I am going to the Expo with an 18-year-old boy whose English name is Stephen. Earlier in my trip I spent a couple of days with a 16-year-old girl. She had given herself the English name of Linda but we changed it to Joan. Both Stephen and Joan want a US Visa to go to the US to study so I am trying to coach them on their English, and give them a lot of practice in speaking to me! This is necessary for them to “pass” their Embassy interview.

I have really enjoyed the time I spent with both of them. They are very sweet and appreciative. Stephen even took me shopping on Sunday to the Silk Market with his mother. His mother does not speak English but she is VERY stylish and I appreciated her opinions on what to buy – and what not to buy. Yes, I did buy a Chinese-style dress. She smiled and said that she has never bought such a dress. But that is what I have found—it is the foreigners who wear the Chinese-style clothing, not the Chinese!

Anyway, I think Stephen will be glad when I go home—a day shopping and two days at the Expo! He’s ready for a break, I’m sure.

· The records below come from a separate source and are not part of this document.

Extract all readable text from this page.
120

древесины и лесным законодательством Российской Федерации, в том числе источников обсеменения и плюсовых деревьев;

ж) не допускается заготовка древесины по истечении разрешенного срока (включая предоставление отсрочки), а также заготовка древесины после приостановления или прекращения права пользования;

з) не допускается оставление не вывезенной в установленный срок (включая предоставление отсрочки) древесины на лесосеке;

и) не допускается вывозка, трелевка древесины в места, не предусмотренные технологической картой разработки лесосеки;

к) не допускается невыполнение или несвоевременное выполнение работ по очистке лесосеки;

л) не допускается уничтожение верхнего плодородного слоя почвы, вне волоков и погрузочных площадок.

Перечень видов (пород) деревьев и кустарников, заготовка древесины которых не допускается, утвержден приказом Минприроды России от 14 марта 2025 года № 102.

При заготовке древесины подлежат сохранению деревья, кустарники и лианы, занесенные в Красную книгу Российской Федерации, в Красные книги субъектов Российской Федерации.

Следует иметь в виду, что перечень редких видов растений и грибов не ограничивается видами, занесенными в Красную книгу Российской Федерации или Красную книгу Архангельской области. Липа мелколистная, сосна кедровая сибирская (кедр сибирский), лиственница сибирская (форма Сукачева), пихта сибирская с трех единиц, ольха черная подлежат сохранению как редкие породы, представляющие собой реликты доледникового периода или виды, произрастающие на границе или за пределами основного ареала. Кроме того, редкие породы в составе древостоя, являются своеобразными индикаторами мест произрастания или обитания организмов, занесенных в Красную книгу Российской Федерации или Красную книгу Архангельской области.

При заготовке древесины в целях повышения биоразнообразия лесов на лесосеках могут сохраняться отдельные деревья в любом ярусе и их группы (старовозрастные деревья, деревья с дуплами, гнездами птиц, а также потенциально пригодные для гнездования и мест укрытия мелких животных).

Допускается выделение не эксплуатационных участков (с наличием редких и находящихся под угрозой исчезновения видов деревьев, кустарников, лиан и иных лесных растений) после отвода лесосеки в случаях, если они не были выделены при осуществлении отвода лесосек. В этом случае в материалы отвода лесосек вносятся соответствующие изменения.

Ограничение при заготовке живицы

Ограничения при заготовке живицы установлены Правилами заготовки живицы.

I asked my business partner here in China, who handles these immigration matters for clients, why Chinese students want to come to America for high school, when in the US we complain about our failing education system. She says, the Chinese system is so rigorous that the students—and parents—don’t like it. They gain no “social skills”, and this is important if they want to do global work. Stephen’s father owns a very successful company that manufactures valves and taps for oil wells. Stephen does not want to go into that business, he wants to start his own business and build it up. Right now he is thinking of being an engineer—that is, when he’s not thinking about playing basketball (no wonder we get along so well!)